Based on this previous work, and thanks to the support of the ILO's Emerging Cooperation Unit, PARTNERSHIP, together with the ILO Regional Office for Latin America and the Caribbean and the Gender and Non-discrimination Unit, and coordinated by ILO/Cinterfor, we have been able to develop a face-to-face technical meeting of this network of experts from 10 countries in the region (Argentina, Bolivia, Chile, Costa Rica, Colombia, El Salvador, Guatemala, Honduras, Nicaragua and Nicaragua), Bolivia, Chile, Costa Rica, Colombia, El Salvador, Mexico, Panama, Dominican Republic and Uruguay), with the aim of sharing progress and challenges and agreeing on a roadmap to continue working together, defining a common strategy for the survey and generation of information and knowledge, exchange of good practices and sharing of best practices.

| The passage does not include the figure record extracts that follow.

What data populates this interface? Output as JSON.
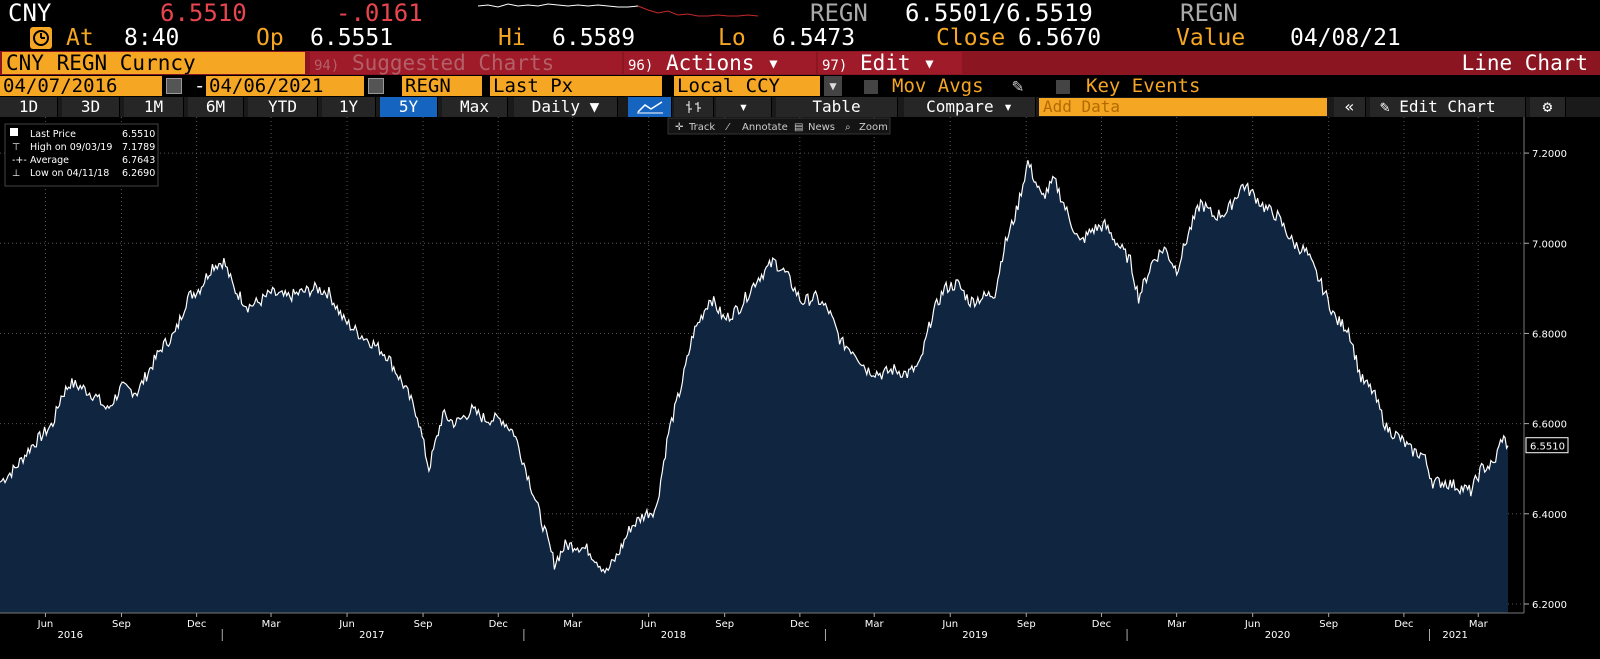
{
  "quote": {
    "symbol": "CNY",
    "last": "6.5510",
    "change": "-.0161",
    "regn_left": "REGN",
    "bid_ask": "6.5501/6.5519",
    "regn_right": "REGN"
  },
  "stats": {
    "at_label": "At",
    "at_value": "8:40",
    "op_label": "Op",
    "op_value": "6.5551",
    "hi_label": "Hi",
    "hi_value": "6.5589",
    "lo_label": "Lo",
    "lo_value": "6.5473",
    "close_label": "Close",
    "close_value": "6.5670",
    "value_label": "Value",
    "value_date": "04/08/21"
  },
  "menu": {
    "ticker": "CNY REGN Curncy",
    "suggested_num": "94)",
    "suggested": "Suggested Charts",
    "actions_num": "96)",
    "actions": "Actions ▾",
    "edit_num": "97)",
    "edit": "Edit ▾",
    "chart_type": "Line Chart"
  },
  "settings": {
    "start_date": "04/07/2016",
    "dash": "-",
    "end_date": "04/06/2021",
    "source": "REGN",
    "field": "Last Px",
    "currency": "Local CCY",
    "mov_avgs": "Mov Avgs",
    "key_events": "Key Events"
  },
  "toolbar": {
    "periods": [
      "1D",
      "3D",
      "1M",
      "6M",
      "YTD",
      "1Y",
      "5Y",
      "Max"
    ],
    "selected_period": "5Y",
    "frequency": "Daily ▼",
    "table": "Table",
    "compare": "Compare ▾",
    "add_data": "Add Data",
    "collapse": "«",
    "edit_chart": "Edit Chart",
    "settings_icon": "gear-icon"
  },
  "chart_tools": {
    "track": "Track",
    "annotate": "Annotate",
    "news": "News",
    "zoom": "Zoom"
  },
  "legend": {
    "last_price_label": "Last Price",
    "last_price": "6.5510",
    "high_label": "High on 09/03/19",
    "high": "7.1789",
    "average_label": "Average",
    "average": "6.7643",
    "low_label": "Low on 04/11/18",
    "low": "6.2690"
  },
  "chart_data": {
    "type": "area",
    "title": "",
    "xlabel": "",
    "ylabel": "",
    "ylim": [
      6.18,
      7.28
    ],
    "y_ticks": [
      "6.2000",
      "6.4000",
      "6.6000",
      "6.8000",
      "7.0000",
      "7.2000"
    ],
    "y_tick_values": [
      6.2,
      6.4,
      6.6,
      6.8,
      7.0,
      7.2
    ],
    "last_value_label": "6.5510",
    "x_month_ticks": [
      {
        "date": "2016-06-01",
        "label": "Jun"
      },
      {
        "date": "2016-09-01",
        "label": "Sep"
      },
      {
        "date": "2016-12-01",
        "label": "Dec"
      },
      {
        "date": "2017-03-01",
        "label": "Mar"
      },
      {
        "date": "2017-06-01",
        "label": "Jun"
      },
      {
        "date": "2017-09-01",
        "label": "Sep"
      },
      {
        "date": "2017-12-01",
        "label": "Dec"
      },
      {
        "date": "2018-03-01",
        "label": "Mar"
      },
      {
        "date": "2018-06-01",
        "label": "Jun"
      },
      {
        "date": "2018-09-01",
        "label": "Sep"
      },
      {
        "date": "2018-12-01",
        "label": "Dec"
      },
      {
        "date": "2019-03-01",
        "label": "Mar"
      },
      {
        "date": "2019-06-01",
        "label": "Jun"
      },
      {
        "date": "2019-09-01",
        "label": "Sep"
      },
      {
        "date": "2019-12-01",
        "label": "Dec"
      },
      {
        "date": "2020-03-01",
        "label": "Mar"
      },
      {
        "date": "2020-06-01",
        "label": "Jun"
      },
      {
        "date": "2020-09-01",
        "label": "Sep"
      },
      {
        "date": "2020-12-01",
        "label": "Dec"
      },
      {
        "date": "2021-03-01",
        "label": "Mar"
      }
    ],
    "x_year_labels": [
      {
        "date": "2016-07-01",
        "label": "2016"
      },
      {
        "date": "2017-07-01",
        "label": "2017"
      },
      {
        "date": "2018-07-01",
        "label": "2018"
      },
      {
        "date": "2019-07-01",
        "label": "2019"
      },
      {
        "date": "2020-07-01",
        "label": "2020"
      },
      {
        "date": "2021-02-01",
        "label": "2021"
      }
    ],
    "x_range": [
      "2016-04-07",
      "2021-04-06"
    ],
    "series": [
      {
        "points": [
          [
            "2016-04-07",
            6.47
          ],
          [
            "2016-04-25",
            6.5
          ],
          [
            "2016-05-15",
            6.55
          ],
          [
            "2016-05-31",
            6.58
          ],
          [
            "2016-06-10",
            6.6
          ],
          [
            "2016-06-20",
            6.66
          ],
          [
            "2016-07-01",
            6.69
          ],
          [
            "2016-07-15",
            6.68
          ],
          [
            "2016-08-01",
            6.66
          ],
          [
            "2016-08-15",
            6.63
          ],
          [
            "2016-09-01",
            6.68
          ],
          [
            "2016-09-20",
            6.67
          ],
          [
            "2016-10-05",
            6.72
          ],
          [
            "2016-10-20",
            6.77
          ],
          [
            "2016-11-05",
            6.8
          ],
          [
            "2016-11-20",
            6.88
          ],
          [
            "2016-12-05",
            6.9
          ],
          [
            "2016-12-20",
            6.95
          ],
          [
            "2017-01-03",
            6.96
          ],
          [
            "2017-01-15",
            6.9
          ],
          [
            "2017-02-01",
            6.86
          ],
          [
            "2017-02-15",
            6.87
          ],
          [
            "2017-03-01",
            6.89
          ],
          [
            "2017-03-20",
            6.88
          ],
          [
            "2017-04-05",
            6.89
          ],
          [
            "2017-04-25",
            6.9
          ],
          [
            "2017-05-10",
            6.89
          ],
          [
            "2017-05-28",
            6.83
          ],
          [
            "2017-06-15",
            6.8
          ],
          [
            "2017-07-01",
            6.78
          ],
          [
            "2017-07-20",
            6.75
          ],
          [
            "2017-08-10",
            6.68
          ],
          [
            "2017-08-25",
            6.62
          ],
          [
            "2017-09-08",
            6.5
          ],
          [
            "2017-09-25",
            6.62
          ],
          [
            "2017-10-10",
            6.6
          ],
          [
            "2017-10-30",
            6.63
          ],
          [
            "2017-11-15",
            6.61
          ],
          [
            "2017-12-05",
            6.61
          ],
          [
            "2017-12-20",
            6.58
          ],
          [
            "2018-01-05",
            6.49
          ],
          [
            "2018-01-20",
            6.4
          ],
          [
            "2018-02-07",
            6.29
          ],
          [
            "2018-02-20",
            6.33
          ],
          [
            "2018-03-05",
            6.33
          ],
          [
            "2018-03-20",
            6.32
          ],
          [
            "2018-04-11",
            6.27
          ],
          [
            "2018-04-25",
            6.31
          ],
          [
            "2018-05-10",
            6.37
          ],
          [
            "2018-05-28",
            6.4
          ],
          [
            "2018-06-10",
            6.41
          ],
          [
            "2018-06-25",
            6.58
          ],
          [
            "2018-07-10",
            6.68
          ],
          [
            "2018-07-25",
            6.8
          ],
          [
            "2018-08-15",
            6.88
          ],
          [
            "2018-09-01",
            6.83
          ],
          [
            "2018-09-20",
            6.86
          ],
          [
            "2018-10-10",
            6.92
          ],
          [
            "2018-10-31",
            6.96
          ],
          [
            "2018-11-15",
            6.93
          ],
          [
            "2018-12-03",
            6.87
          ],
          [
            "2018-12-20",
            6.88
          ],
          [
            "2019-01-05",
            6.85
          ],
          [
            "2019-01-20",
            6.78
          ],
          [
            "2019-02-05",
            6.76
          ],
          [
            "2019-02-20",
            6.72
          ],
          [
            "2019-03-10",
            6.71
          ],
          [
            "2019-03-25",
            6.72
          ],
          [
            "2019-04-10",
            6.71
          ],
          [
            "2019-04-25",
            6.73
          ],
          [
            "2019-05-10",
            6.84
          ],
          [
            "2019-05-25",
            6.9
          ],
          [
            "2019-06-10",
            6.91
          ],
          [
            "2019-06-25",
            6.87
          ],
          [
            "2019-07-10",
            6.88
          ],
          [
            "2019-07-25",
            6.89
          ],
          [
            "2019-08-05",
            6.99
          ],
          [
            "2019-08-20",
            7.07
          ],
          [
            "2019-09-03",
            7.18
          ],
          [
            "2019-09-20",
            7.1
          ],
          [
            "2019-10-05",
            7.14
          ],
          [
            "2019-10-20",
            7.07
          ],
          [
            "2019-11-05",
            7.0
          ],
          [
            "2019-11-20",
            7.03
          ],
          [
            "2019-12-05",
            7.04
          ],
          [
            "2019-12-20",
            7.0
          ],
          [
            "2020-01-05",
            6.96
          ],
          [
            "2020-01-15",
            6.88
          ],
          [
            "2020-02-01",
            6.96
          ],
          [
            "2020-02-15",
            6.99
          ],
          [
            "2020-03-01",
            6.94
          ],
          [
            "2020-03-15",
            7.02
          ],
          [
            "2020-03-30",
            7.09
          ],
          [
            "2020-04-15",
            7.06
          ],
          [
            "2020-05-01",
            7.07
          ],
          [
            "2020-05-20",
            7.13
          ],
          [
            "2020-06-01",
            7.11
          ],
          [
            "2020-06-15",
            7.08
          ],
          [
            "2020-07-01",
            7.06
          ],
          [
            "2020-07-20",
            7.0
          ],
          [
            "2020-08-05",
            6.98
          ],
          [
            "2020-08-25",
            6.9
          ],
          [
            "2020-09-10",
            6.83
          ],
          [
            "2020-09-25",
            6.81
          ],
          [
            "2020-10-10",
            6.7
          ],
          [
            "2020-10-25",
            6.67
          ],
          [
            "2020-11-10",
            6.59
          ],
          [
            "2020-11-25",
            6.57
          ],
          [
            "2020-12-10",
            6.54
          ],
          [
            "2020-12-25",
            6.53
          ],
          [
            "2021-01-05",
            6.47
          ],
          [
            "2021-01-20",
            6.47
          ],
          [
            "2021-02-05",
            6.46
          ],
          [
            "2021-02-20",
            6.45
          ],
          [
            "2021-03-05",
            6.5
          ],
          [
            "2021-03-20",
            6.51
          ],
          [
            "2021-03-30",
            6.57
          ],
          [
            "2021-04-06",
            6.551
          ]
        ]
      }
    ]
  },
  "colors": {
    "accent_orange": "#f5a623",
    "negative_red": "#e8454f",
    "menu_red": "#8b1622",
    "area_fill": "#0f2540",
    "line": "#ffffff",
    "selected_blue": "#1565c0"
  }
}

The meeting began with an international event entitled: "Work and Care: the role of training and certification of labor competencies in the construction of care systems", which featured prominent panelists, and was also organized as part of the process towards the National Care Forum in Uruguay, an initiative of the United Nations System in Uruguay together with the Pro-Care Network aimed at promoting a technical political process to strengthen and support the care agenda and revitalize a broad coalition of support for the National Integrated Care System (SNIC, for its acronym in Spanish).
During the technical meeting, the group of specialists had the opportunity to learn more about good practices, strengthen ties, create synergies and new articulations, and begin to collectively outline a roadmap to continue strengthening the joint work and sharing the progress achieved.
This roadmap, which will be validated and shared later, includes Cinterfor's commitment to continue coordinating and contributing to achieve sustained transformations in the region and contribute to generate adequate contexts for a better use of the opportunities for decent employment that this sector represents.